Abstract


Representative image of abdominal computed tomography scan showing incarcerated spigelian hernia with resultant small bowel obstruction.
Adriaan van der Spieghel (c. 1578–1625) was a Flemish anatomist who first described the semilunar line, but who published nothing in his lifetime. His eponymous hernia was first characterized by Josef T. Klinkosh in 1764 [1]. This hernia develops as a defect in the area of the transversus abdominis aponeurosis, lateral to the edge of the rectus abdominis but medial to the spigelian line, which is the point of transition of the transversus abdominis to its aponeurotic tendon [2]. Spigelian hernias occur most commonly at the arcuate line, the point at which the posterior lamina of the internal oblique and the aponeurosis of the transversus abdominis fuse to form the anterior rectus sheath, leaving only the transversalis fascia to envelop the rectus abdominis posteriorly; laterally at the semilunar line, sites of perforating vessels are common sites for herniation [2,3].
Spigelian hernias account for approximately 0.1–2% of all abdominal wall hernias [2]. These hernias may afflict children or adults as congenital or acquired defects. Adult patients are usually aged 40–70 years. The incarceration rate of spigelian hernia has been reported to be about 20% at the time of surgery [4] (overall incidence of incarceration 2–4/10,000 hernias of all types). Complications (e.g., intestinal obstruction) are rarer still. Spigelian hernias contain greater omentum most commonly, but involvement of the small intestine, colon, gallbladder, Meckel diverticulum, appendix, ovary, or testis has been reported. Risks for incarceration include factors that increase intra-abdominal pressure or weaken the abdominal wall, such as obesity, ascites, trauma, prior surgery, rapid weight loss, and chronic constipation [2].
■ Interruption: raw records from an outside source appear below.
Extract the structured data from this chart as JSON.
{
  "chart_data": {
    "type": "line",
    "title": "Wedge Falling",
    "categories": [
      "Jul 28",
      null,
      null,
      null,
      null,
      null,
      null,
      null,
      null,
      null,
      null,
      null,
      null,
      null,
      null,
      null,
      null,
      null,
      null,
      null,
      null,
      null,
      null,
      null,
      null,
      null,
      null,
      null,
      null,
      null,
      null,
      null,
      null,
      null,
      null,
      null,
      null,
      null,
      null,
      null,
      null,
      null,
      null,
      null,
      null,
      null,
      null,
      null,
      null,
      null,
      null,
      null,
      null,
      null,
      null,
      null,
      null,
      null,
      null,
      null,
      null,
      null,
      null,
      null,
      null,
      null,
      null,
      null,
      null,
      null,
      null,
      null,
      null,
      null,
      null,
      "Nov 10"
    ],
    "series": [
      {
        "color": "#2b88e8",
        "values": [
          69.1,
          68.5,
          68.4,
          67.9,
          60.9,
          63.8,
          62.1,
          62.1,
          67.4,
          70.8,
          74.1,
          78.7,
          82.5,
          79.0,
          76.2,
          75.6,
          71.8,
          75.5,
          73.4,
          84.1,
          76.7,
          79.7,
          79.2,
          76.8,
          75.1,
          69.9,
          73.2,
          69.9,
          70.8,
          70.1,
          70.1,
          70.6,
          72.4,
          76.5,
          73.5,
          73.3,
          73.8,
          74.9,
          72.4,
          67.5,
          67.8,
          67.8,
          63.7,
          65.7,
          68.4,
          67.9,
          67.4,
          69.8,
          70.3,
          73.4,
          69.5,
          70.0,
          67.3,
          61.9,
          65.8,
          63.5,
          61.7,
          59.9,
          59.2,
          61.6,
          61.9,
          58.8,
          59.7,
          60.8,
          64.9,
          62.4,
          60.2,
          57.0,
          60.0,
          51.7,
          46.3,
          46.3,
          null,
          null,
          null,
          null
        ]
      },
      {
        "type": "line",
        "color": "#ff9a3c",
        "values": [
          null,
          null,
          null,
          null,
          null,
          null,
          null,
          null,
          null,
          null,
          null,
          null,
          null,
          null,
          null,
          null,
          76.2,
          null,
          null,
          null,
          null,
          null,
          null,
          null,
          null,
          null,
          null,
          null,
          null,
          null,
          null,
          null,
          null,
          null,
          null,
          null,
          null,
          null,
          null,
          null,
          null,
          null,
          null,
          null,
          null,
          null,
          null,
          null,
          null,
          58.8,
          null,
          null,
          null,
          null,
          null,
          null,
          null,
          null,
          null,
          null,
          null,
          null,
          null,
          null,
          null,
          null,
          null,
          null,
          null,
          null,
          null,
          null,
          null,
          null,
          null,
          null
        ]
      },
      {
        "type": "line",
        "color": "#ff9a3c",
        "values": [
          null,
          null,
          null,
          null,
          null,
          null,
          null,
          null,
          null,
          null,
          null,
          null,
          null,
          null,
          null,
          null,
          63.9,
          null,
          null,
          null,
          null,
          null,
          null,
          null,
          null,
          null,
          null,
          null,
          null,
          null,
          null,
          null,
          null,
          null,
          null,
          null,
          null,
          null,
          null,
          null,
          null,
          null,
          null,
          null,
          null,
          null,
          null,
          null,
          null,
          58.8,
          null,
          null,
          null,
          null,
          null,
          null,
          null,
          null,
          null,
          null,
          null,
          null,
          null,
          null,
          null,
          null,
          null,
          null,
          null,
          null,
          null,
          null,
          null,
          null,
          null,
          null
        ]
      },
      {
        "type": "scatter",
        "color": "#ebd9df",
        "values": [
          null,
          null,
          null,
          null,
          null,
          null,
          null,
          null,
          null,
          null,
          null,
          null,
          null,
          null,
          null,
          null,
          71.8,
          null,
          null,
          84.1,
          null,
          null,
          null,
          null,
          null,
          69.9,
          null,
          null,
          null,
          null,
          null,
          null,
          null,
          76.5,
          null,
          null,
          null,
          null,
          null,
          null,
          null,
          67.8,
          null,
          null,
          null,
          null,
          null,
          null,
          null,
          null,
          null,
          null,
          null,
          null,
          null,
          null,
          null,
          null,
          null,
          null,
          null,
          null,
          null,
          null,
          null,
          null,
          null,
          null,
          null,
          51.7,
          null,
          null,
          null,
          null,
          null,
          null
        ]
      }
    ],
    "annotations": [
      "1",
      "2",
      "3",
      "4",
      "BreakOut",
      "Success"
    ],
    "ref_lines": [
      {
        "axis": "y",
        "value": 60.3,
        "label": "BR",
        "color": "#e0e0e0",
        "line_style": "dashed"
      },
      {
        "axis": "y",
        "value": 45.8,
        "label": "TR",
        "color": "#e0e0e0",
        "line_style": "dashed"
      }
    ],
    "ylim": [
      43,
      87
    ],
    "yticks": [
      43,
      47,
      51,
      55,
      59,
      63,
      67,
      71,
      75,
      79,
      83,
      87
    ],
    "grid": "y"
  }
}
Diagnosis of spigelian hernias from the history and physical examination can be challenging, owing to the small size of the hernia or to overlying fascia and fat. Plain radiographs are of little utility. Ultrasonography or CT with oral contrast probably are the most useful imaging modalities, but many spigelian hernias are identified only at surgery. Reported rates of accurate preoperative diagnosis differ widely, ranging from 20–93% [4].
Despite the rarity of incarcerated spigelian hernias, they account for 2% of hernia cases that require emergency surgery. Classically, the repair is performed open with re-approximation of tissues or with placement of mesh if the hernia is large. Recurrence rates after primary repair have been reported to be between 2% and 14% [2]. Laparoscopic extra-peritoneal and intra-peritoneal methods of repair have been described [5]. Repairs with mesh have better results than primary repairs, with reported recurrence rates as low as 0.7% [4].